El Atlántida Film Fest se anticipa al posible estreno en salas comerciales de la última película de la preeminente realizadora británica Clio Barnard, que con The Selfish Giant se sitúa en una posición aventajada en el inventariado de realizadores noveles que, manteniendo su condición de promesa, cada vez están más cerca de consolidar su autoría y establecer su estilo propio, categórico y taxativo, dentro de la actualidad cinematográfica.
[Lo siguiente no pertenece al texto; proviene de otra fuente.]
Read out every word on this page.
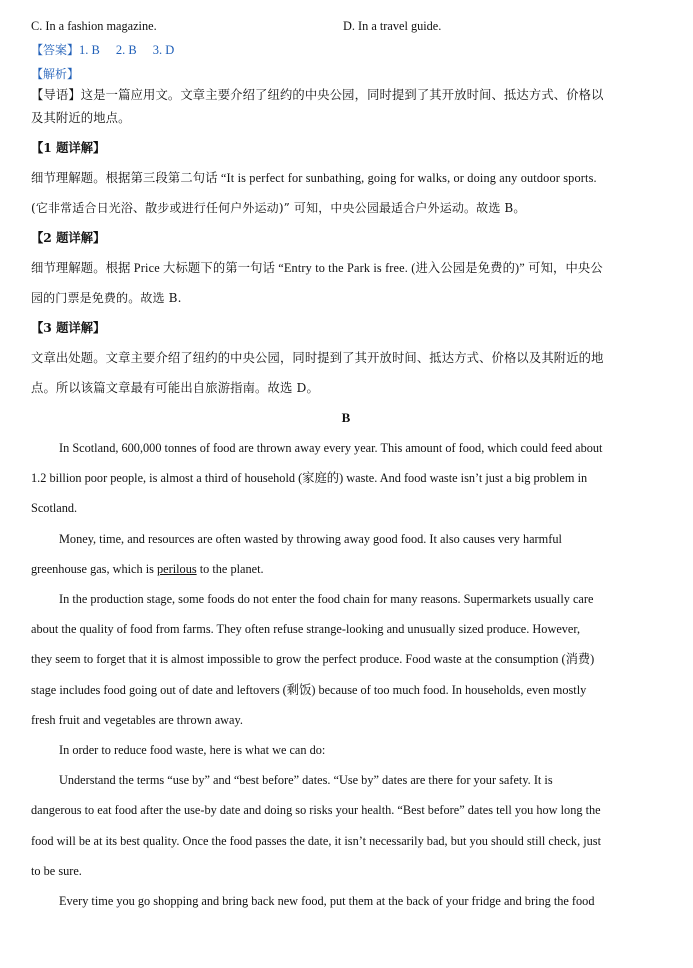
C. In a fashion magazine.	D. In a travel guide.
【答案】1. B 2. B 3. D
【解析】
【导语】这是一篇应用文。文章主要介绍了纽约的中央公园，同时提到了其开放时间、抵达方式、价格以
及其附近的地点。
【1 题详解】
细节理解题。根据第三段第二句话 “It is perfect for sunbathing, going for walks, or doing any outdoor sports.
(它非常适合日光浴、散步或进行任何户外运动)” 可知，中央公园最适合户外运动。故选 B。
【2 题详解】
细节理解题。根据 Price 大标题下的第一句话 “Entry to the Park is free. (进入公园是免费的)” 可知，中央公
园的门票是免费的。故选 B.
【3 题详解】
文章出处题。文章主要介绍了纽约的中央公园，同时提到了其开放时间、抵达方式、价格以及其附近的地
点。所以该篇文章最有可能出自旅游指南。故选 D。
B
In Scotland, 600,000 tonnes of food are thrown away every year. This amount of food, which could feed about
1.2 billion poor people, is almost a third of household (家庭的) waste. And food waste isn’t just a big problem in
Scotland.
Money, time, and resources are often wasted by throwing away good food. It also causes very harmful
greenhouse gas, which is perilous to the planet.
In the production stage, some foods do not enter the food chain for many reasons. Supermarkets usually care
about the quality of food from farms. They often refuse strange-looking and unusually sized produce. However,
they seem to forget that it is almost impossible to grow the perfect produce. Food waste at the consumption (消费)
stage includes food going out of date and leftovers (剩饭) because of too much food. In households, even mostly
fresh fruit and vegetables are thrown away.
In order to reduce food waste, here is what we can do:
Understand the terms “use by” and “best before” dates. “Use by” dates are there for your safety. It is
dangerous to eat food after the use-by date and doing so risks your health. “Best before” dates tell you how long the
food will be at its best quality. Once the food passes the date, it isn’t necessarily bad, but you should still check, just
to be sure.
Every time you go shopping and bring back new food, put them at the back of your fridge and bring the food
Galardonada por la Asociación de Críticos de Londres y en el Ghent Film Festival como Mejor Película, Mejor Guión en Sevilla, Gran Premio Técnico en los British Independent Film Awards, Mejor Actor Revelación en el Festival de Londres (compartido para los dos jóvenes protagonistas Conner Chapman y Shaun Thomas), Europa Label Cinemas Award en la Quincena de Realizadores de Cannes y nominación al BAFTA a la Mejor Película del año 2013, sin duda lo que más llama la atención de este largometraje es su capacidad para entroncar estilística y conceptualmente con el anterior proyecto de Barnard, The Arbor (2010), incisivo y elaborado documental sobra la vida y legado de la extinta dramaturga Andrea Dunbar: tres obras de teatro y una hija que contaba con once años de edad en el momento de la muerte de su madre, a los veintinueve.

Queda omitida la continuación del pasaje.